2. Engage With Your Audience

Using the early days of of My Favorite Murder as an example; they worked their way up to developing a loyal small fan base. Imagine less than a hundred people listening to each episode. 

But the hosts were very smart, and offered their listeners an experience that other podcasts weren’t. They offered them a fan club. They included them in the making of the show. They offered listeners call-outs in the show, or offered to read their tweets to make them feel invested and engaged.

Advice: If you have even 10 people listening to your show, reach out to them on the podcast and say, “Hey, engage with us somehow – either in a Facebook group, or in a tweet or a podcast review. Leave a review and talk to me, start a conversation and I’ll give you a mention on the show.”

Even something as small as that can add such an engaging touch to your audience. It shows the listener that other people are also fans of this show, and you’ve got something in common with someone else. It reminds them that if they ever had a question, or wanted to get a shout out, they could do the same. 

The human brain loves to hear its own name called out, and it helps people to feel a connection with you. Then the likelihood of them telling their friends, or engaging with you in other ways drastically increases. It starts a powerful psychological snowball effect, which results in more fans and more listenership. 

3. Have Realistic Expectations

A good podcast producer will never promise someone that they can get you as famous as Joe Rogan.  A good podcast production expert will remind you that your podcast is not “just a podcast.”

It is your public persona, your business, and your reputation all in one.
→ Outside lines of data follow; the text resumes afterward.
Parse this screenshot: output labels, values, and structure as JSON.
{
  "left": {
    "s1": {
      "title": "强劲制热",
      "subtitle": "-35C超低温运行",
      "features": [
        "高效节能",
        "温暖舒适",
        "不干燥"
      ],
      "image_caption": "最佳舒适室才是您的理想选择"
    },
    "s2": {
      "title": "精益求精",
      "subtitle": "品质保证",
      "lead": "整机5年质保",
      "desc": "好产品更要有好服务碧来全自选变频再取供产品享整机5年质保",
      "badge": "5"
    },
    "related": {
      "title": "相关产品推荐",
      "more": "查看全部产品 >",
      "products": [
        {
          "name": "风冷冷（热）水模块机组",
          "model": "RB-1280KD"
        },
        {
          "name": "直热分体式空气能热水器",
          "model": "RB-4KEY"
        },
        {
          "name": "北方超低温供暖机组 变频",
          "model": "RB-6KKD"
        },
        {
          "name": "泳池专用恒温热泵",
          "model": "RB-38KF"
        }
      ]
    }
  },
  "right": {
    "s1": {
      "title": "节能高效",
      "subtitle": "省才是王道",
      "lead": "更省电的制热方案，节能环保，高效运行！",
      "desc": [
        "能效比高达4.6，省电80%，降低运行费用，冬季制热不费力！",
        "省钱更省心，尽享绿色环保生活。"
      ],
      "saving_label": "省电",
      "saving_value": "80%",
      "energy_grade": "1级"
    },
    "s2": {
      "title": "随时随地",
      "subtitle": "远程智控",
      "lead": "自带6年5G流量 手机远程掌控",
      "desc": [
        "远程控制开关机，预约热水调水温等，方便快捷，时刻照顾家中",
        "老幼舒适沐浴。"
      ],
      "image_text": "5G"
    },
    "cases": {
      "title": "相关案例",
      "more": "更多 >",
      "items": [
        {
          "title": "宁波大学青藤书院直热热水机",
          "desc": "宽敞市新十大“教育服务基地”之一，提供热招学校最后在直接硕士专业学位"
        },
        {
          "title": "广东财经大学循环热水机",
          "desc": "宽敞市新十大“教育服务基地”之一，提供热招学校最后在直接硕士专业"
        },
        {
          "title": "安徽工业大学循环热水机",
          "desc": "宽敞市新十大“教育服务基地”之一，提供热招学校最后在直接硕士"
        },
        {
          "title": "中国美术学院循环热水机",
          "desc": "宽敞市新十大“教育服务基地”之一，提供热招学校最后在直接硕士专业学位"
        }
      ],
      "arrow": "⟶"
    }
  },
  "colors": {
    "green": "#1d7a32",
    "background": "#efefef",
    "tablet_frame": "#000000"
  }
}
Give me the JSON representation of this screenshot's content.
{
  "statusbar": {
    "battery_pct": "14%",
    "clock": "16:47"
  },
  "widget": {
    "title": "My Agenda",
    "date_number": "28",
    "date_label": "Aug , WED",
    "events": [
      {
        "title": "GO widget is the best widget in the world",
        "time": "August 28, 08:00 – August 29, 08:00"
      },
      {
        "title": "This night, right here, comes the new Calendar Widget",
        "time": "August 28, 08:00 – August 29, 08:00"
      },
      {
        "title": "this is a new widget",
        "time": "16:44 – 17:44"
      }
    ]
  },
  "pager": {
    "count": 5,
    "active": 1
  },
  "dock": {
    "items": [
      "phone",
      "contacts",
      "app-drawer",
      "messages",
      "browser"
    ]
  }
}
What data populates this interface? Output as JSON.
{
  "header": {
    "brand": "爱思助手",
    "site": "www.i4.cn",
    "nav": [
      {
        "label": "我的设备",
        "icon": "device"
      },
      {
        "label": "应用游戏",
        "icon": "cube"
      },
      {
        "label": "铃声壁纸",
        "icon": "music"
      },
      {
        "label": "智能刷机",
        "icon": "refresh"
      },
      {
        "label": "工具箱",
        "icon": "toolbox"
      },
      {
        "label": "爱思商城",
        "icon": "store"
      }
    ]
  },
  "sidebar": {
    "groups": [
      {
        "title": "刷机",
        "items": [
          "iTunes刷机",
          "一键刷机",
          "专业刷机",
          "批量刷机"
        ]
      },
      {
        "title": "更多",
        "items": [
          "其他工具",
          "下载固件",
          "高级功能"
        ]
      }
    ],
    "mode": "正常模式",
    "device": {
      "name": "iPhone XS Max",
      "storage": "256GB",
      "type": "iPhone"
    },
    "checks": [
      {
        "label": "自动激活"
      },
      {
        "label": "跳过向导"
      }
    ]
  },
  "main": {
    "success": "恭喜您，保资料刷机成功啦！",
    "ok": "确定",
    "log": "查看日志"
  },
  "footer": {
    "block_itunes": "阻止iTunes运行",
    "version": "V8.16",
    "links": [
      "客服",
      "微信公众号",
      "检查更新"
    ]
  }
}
A good podcast production expert will educate you how to use your podcast as part of a marketing or engagement tool that helps you engage with your clients or future customers. Your podcast is what people will know of you, and what you put out there will have either positive or negative consequences to how you are perceived. 

It is 100% worth doing, and 100% worth taking seriously.

Determine if your goal is “appeal to as many people as possible” or “help a small number of people, and let everything grow organically.” Use your podcast to help drive both engagement and revenue. 

4. Add a Blog or Youtube Channel

Once you get your podcast production process streamlined, and your listenership is becoming more clear, you can start to think about a blog or a YouTube channel, but it is good advice to only stick with one at a time, adding the next thing once the first gets taken care of. 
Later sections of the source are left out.